Léo Ferré - cahiers d'études n°7


"Marseille sans Léo
n'est plus tout à fait Marseille"
par Olivier Bernex

extrait de "Cahiers d'études Léo Ferré n°7 : Marseille"
Dessin olivier Bernex



Si Paris vaut bien une messe, Marseille vaut bien une chanson, et quelle chanson ! Cette ville rebelle qui résiste encore à tous les vents, née avant toutes les autres, révoltée attachante, avec ses communards, les frères de Léo, enfermés au château d'if... On l'aime ou la déteste.
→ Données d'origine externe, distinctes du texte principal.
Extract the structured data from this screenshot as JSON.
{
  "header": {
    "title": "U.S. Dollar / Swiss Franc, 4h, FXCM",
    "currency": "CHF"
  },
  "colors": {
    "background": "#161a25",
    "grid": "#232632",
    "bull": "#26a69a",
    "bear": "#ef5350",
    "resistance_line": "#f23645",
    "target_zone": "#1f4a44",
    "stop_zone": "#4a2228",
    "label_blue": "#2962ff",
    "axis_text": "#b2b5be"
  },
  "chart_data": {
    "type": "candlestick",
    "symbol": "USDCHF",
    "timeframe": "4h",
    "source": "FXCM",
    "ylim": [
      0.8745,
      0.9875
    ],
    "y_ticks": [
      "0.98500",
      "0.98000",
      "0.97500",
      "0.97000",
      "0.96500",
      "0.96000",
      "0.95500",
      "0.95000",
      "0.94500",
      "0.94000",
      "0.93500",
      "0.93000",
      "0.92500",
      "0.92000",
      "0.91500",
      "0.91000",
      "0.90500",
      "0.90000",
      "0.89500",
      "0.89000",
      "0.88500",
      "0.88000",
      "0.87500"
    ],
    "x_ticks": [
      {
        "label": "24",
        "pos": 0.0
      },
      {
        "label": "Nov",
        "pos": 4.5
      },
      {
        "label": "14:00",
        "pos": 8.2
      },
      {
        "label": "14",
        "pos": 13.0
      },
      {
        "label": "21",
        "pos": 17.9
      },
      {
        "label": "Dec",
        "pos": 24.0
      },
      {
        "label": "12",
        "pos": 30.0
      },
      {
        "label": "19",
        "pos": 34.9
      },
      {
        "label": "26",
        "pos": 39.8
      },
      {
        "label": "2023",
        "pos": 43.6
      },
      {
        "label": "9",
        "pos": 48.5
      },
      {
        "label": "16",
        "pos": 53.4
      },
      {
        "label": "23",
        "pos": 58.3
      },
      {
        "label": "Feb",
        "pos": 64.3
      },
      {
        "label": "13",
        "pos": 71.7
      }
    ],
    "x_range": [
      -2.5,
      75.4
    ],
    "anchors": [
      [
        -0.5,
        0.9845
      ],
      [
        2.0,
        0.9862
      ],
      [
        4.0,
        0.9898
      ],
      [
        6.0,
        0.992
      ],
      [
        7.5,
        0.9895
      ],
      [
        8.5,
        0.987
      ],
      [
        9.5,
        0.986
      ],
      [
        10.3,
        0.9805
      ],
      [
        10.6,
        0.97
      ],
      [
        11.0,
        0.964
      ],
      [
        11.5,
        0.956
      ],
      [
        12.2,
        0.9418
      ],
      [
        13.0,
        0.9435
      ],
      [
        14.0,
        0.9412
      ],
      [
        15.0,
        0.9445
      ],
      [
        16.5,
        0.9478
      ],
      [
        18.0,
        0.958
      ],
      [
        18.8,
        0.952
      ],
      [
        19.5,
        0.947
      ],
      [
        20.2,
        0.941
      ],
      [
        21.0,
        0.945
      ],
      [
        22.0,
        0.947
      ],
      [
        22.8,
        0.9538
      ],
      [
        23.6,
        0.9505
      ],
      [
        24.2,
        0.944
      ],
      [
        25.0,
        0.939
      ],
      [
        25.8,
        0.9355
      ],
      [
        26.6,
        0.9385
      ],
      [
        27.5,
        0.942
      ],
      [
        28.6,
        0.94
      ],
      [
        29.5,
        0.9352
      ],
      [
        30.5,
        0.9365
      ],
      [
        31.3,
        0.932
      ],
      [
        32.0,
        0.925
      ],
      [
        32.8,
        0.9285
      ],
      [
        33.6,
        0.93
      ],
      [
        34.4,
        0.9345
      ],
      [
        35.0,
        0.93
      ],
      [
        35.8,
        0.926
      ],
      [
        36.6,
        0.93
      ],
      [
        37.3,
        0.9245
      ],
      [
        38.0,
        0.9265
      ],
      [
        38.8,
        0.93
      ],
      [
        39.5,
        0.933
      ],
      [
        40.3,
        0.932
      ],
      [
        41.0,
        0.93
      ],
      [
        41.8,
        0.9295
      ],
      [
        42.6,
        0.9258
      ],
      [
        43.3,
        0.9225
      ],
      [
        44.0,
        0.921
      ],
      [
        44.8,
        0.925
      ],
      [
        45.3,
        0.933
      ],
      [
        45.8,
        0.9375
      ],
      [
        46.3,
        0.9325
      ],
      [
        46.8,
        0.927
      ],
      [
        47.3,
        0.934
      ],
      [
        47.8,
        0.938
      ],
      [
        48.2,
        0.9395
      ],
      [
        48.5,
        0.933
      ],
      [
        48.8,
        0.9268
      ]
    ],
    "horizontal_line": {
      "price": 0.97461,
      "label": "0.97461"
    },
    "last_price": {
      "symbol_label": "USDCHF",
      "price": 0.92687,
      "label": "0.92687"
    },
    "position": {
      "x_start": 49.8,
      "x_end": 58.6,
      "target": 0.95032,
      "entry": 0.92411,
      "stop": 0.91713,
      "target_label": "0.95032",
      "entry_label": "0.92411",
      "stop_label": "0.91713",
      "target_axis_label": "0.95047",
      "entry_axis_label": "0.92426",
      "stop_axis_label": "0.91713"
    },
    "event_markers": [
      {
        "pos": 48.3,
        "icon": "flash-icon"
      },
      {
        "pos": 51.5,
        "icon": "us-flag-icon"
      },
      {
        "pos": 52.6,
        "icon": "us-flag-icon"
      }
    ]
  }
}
Aimée passionnement, découverte au Toursky, la chanson Marseille m'a toujours bouleversé. Déjà, celle de Peille était très émouvante : imaginer Léo, le Parisien des années Saint-Germain- des-Prés, rentrer chez lui, solitaire dans les rues désertes d'un petit village silencieux, où l'attendent Marie et les enfants !

Emporté par ce souffle, cette frénésie, submergé par ce flot tumultueux, torrentiel, ces flux et reflux comme les vagues dont l'écume s'abandonne peu à peu sur le sable mouillé, puis s'efface laissant son empreinte profondément nous envahir, s'imprimer. Portes de l'Orient, les longs voyages, l'exotisme baudelairien, les colonies, l'âme marine, le mélange des civilisations méditerranéennes, elle nous rapproche des émigrés, des gens d'ailleurs, de "là-bas"... De nulle part ! Des "bateaux perdus".

Ne sommes-nous pas des exilés de notre propre vie ? Cette chanson ne se veut-elle pas fédératrice ? Dans l'univers ferréen, mélange d'amour, d'anarchie, de poésie et de musique. Marseille et ses représentants ne l'ont jamais ressenti, ils n'en ont jamais voulu. Il en était meurtri. Pourtant, cette déclaration d'amour est le plus beau cadeau offert aux Marseillais.

Tout comme à Florence on imagine Dante, on s'attend à voir apparaître, à la Conception Rimbaud, puis Artaud, descendant les escaliers de la gare Saint-Charles, Apollinaire, et maintenant autour du Toursky rôde Ferré. Léo aimait Marseille passionnément, de toute son âme, d'un amour brûlant avec une souffrance d'amoureux transi, qui se rapproche du désespoir de l'amant délaissé, épris d'une beauté insaisissable, dont le coeur ne serait pas à prendre, il appartient à tout le monde. Et puis la belle se transforme peu à peu, perd de sa superbe avec le "Nord sur son dos", devient triste. Ville maudite peut-être ? Fatale sûrement !

Léo aimait venir tout particulièrement à Marseille, il avait une passion pour le théâtre Toursky situé dans un quartier mal-aimé, et son fondateur, l'ami Richard, le Niçois, le "copain de la neuille". Le théâtre lui doit beaucoup. Il faut le dire, si à Marseille on ouvre souvent les bras, on ne les referme pas si facilement une fois que cela est fait. Cela devient une certitude. De là sont nés mes travaux avec et sur Léo Ferré, avec méthode . Léo était cet homme solide comme un roc, fidèle comme le soleil à la terre. Cette foule grouillait aux grands soirs des spectacles de Ferré. Je n'avais connu cette contagieuse fièvre collective que lorsque, veilleur de nuit dans une station-service proche du stade Vélodrome, les supporters de l'OM, anges ou démons, déferlaient de tous côtés pour célébrer le dieu ballon.

Finies les années Ferré.
Marseille sans Léo n'est plus la même.
Mais avec Léo cela recommence avec la chanson.